The review looked at outcomes such as depressive symptoms, anxiety, PTSD, and physical symptoms that track with psychological stress. It also flagged lower well being, pessimism, and reduced resilience in several studies.
Together, these measures sketch a consistent profile. The pattern is not uniform everywhere, but the direction of association rarely flips.
Why the pattern likely happens
One suggested pathway is learned helplessness, a response that can arise when people feel they have little control over outcomes, which is common when large scale environmental forces reshape daily life.
The review also notes that cultural ties to land can amplify distress when those ties are disrupted. That matters for indigenous communities, farmers, and others whose identity is rooted in specific places.
Researchers have built several tools to assess this form of distress, including the Environmental Distress Scale (EDS), the Scale of Solastalgia (SOS), and the Brief Solastalgia Scale (BSS).
Those instruments let teams track associations with health outcomes in a comparable way. They also support work on thresholds and change over time, which is essential for planning services.

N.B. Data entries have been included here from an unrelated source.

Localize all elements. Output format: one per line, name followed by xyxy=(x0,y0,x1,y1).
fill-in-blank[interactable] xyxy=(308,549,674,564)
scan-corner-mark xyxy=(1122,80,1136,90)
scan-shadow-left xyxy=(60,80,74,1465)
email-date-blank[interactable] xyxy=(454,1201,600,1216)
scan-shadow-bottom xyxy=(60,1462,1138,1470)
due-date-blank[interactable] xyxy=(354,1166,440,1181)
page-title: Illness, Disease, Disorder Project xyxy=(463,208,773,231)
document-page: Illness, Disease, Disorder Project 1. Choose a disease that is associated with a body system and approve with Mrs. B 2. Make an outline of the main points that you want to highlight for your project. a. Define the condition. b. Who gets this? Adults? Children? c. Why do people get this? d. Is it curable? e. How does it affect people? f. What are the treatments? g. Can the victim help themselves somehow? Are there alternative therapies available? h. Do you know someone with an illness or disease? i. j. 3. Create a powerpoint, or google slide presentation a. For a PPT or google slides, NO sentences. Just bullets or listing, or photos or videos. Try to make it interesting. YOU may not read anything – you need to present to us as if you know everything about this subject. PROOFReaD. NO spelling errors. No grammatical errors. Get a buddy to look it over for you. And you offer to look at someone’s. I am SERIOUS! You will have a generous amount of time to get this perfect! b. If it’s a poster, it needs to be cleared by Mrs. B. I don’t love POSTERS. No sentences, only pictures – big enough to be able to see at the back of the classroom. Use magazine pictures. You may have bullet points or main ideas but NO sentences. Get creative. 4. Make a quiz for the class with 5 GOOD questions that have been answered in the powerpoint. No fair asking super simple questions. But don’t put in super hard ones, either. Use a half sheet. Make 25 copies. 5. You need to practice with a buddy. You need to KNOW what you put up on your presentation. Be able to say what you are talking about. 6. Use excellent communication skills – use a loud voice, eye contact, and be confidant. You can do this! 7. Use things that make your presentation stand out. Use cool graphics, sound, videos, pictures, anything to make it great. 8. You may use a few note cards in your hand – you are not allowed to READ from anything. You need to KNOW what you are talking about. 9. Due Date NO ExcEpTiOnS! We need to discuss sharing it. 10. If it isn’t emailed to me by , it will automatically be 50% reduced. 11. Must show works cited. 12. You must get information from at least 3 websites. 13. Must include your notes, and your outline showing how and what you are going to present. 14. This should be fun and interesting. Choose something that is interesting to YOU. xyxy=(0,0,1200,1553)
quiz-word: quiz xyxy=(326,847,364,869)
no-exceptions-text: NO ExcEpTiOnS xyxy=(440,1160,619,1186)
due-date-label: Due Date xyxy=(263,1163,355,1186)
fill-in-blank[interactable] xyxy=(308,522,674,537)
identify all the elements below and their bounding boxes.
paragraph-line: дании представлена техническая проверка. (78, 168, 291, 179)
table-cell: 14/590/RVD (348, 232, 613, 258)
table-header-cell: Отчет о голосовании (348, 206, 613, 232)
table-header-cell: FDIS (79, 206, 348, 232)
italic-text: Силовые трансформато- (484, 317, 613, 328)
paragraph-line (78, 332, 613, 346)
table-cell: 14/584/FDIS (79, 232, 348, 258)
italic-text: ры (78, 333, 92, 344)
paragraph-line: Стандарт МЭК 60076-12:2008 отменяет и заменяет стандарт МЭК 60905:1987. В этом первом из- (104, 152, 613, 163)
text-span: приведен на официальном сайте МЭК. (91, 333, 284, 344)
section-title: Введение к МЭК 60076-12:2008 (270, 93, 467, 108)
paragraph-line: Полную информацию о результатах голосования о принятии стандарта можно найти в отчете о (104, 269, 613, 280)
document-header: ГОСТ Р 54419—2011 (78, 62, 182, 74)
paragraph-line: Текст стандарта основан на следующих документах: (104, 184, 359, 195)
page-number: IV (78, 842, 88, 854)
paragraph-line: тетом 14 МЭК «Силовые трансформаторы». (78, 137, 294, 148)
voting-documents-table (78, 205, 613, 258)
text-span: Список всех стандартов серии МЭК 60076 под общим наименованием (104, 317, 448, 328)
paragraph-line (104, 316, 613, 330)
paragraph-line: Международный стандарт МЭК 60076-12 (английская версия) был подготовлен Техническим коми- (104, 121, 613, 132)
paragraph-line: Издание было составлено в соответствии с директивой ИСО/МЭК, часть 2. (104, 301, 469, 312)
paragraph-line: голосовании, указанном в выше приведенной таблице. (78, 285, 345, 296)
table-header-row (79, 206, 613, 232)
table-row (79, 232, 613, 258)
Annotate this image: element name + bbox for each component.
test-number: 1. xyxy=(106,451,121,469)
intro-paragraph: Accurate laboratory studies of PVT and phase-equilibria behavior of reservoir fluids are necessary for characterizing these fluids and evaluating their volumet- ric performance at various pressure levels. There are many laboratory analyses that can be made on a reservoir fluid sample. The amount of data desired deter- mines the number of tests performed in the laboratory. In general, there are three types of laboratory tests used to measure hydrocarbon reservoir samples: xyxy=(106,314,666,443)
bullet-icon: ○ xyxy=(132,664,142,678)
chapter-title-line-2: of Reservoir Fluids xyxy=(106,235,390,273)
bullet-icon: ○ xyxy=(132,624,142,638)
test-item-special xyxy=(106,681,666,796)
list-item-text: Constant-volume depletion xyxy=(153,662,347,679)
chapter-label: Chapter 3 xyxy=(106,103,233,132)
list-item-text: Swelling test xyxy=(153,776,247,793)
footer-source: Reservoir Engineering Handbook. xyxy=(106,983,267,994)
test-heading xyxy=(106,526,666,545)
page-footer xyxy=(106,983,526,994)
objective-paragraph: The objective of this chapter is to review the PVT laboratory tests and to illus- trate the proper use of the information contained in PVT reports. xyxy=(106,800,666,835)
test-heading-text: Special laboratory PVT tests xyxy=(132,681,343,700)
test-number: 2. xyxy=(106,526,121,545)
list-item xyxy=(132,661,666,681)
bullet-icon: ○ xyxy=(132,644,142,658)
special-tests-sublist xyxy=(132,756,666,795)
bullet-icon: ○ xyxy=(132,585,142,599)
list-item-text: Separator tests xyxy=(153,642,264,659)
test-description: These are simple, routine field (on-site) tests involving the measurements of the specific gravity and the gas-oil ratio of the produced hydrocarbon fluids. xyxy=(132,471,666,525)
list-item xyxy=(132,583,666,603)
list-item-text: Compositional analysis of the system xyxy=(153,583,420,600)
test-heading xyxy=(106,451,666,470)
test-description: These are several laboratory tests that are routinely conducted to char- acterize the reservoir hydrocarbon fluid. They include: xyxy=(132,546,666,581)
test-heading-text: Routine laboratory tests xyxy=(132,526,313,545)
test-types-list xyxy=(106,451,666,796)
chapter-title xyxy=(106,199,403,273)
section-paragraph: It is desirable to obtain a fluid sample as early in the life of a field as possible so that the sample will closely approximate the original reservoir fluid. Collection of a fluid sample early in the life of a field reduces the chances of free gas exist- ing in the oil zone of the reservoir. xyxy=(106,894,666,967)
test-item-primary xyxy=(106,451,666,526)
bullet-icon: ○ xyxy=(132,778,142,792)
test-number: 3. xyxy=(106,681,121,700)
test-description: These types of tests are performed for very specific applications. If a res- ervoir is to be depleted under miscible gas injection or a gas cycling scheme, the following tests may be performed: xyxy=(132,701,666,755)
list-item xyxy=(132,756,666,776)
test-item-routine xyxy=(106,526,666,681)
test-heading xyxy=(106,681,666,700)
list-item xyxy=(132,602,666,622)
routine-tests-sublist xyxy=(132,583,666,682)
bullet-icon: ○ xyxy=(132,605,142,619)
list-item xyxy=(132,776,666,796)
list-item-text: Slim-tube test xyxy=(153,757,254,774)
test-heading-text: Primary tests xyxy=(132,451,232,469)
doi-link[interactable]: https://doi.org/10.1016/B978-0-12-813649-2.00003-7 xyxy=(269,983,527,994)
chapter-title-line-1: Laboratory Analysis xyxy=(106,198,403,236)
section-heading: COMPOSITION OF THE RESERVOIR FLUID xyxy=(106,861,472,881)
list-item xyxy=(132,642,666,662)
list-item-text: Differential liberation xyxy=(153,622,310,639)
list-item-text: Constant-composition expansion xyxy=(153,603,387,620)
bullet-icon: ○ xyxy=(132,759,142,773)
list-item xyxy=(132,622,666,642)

What this means for services
The evidence suggests that screening for solastalgia in affected regions could help identify people at higher risk of mental health problems.
That may include communities facing chronic drought, repeated wildfire smoke seasons, or long running industrial expansion.
Clinicians and public health planners can then match support to the type of stressor, since prolonged loss often calls for different strategies than single event response.
Most included studies were cross sectional. That design cannot nail down cause or timing, so stronger designs will be needed to map the order of events and the durability of symptoms.
There were also fewer quantitative papers than expected given how widely the concept appears in public discussion.
Longitudinal work can track solastalgia before and after major environmental changes. Quasi-experimental designs can compare affected and unaffected regions that are otherwise similar.
Codesigned studies will matter in indigenous and non Western contexts, so that instruments capture what loss of place means locally rather than importing outside assumptions.
Eco emotions and mental health
Solastalgia is one of several eco emotions, alongside eco anxiety and eco grief. It does not replace those ideas, and it does not cover every mental health pathway tied to environmental change.
It focuses on distress linked to alterations in one’s home environment. That specificity is a strength for measurement, not a claim that other effects are secondary.
Naming and measuring a risk makes it far easier to plan for it. Health systems can estimate potential demand, community groups can design supports, and leaders can factor mental health into adaptation plans.
It also gives residents language to describe what they are experiencing without pathologizing reasonable concern.
People notice when their landscapes shift in ways that feel unsafe or unfamiliar. The review shows that this experience is not just poetic, it correlates with measurable mental health outcomes across different settings.
The study is published in BMJ Mental Health.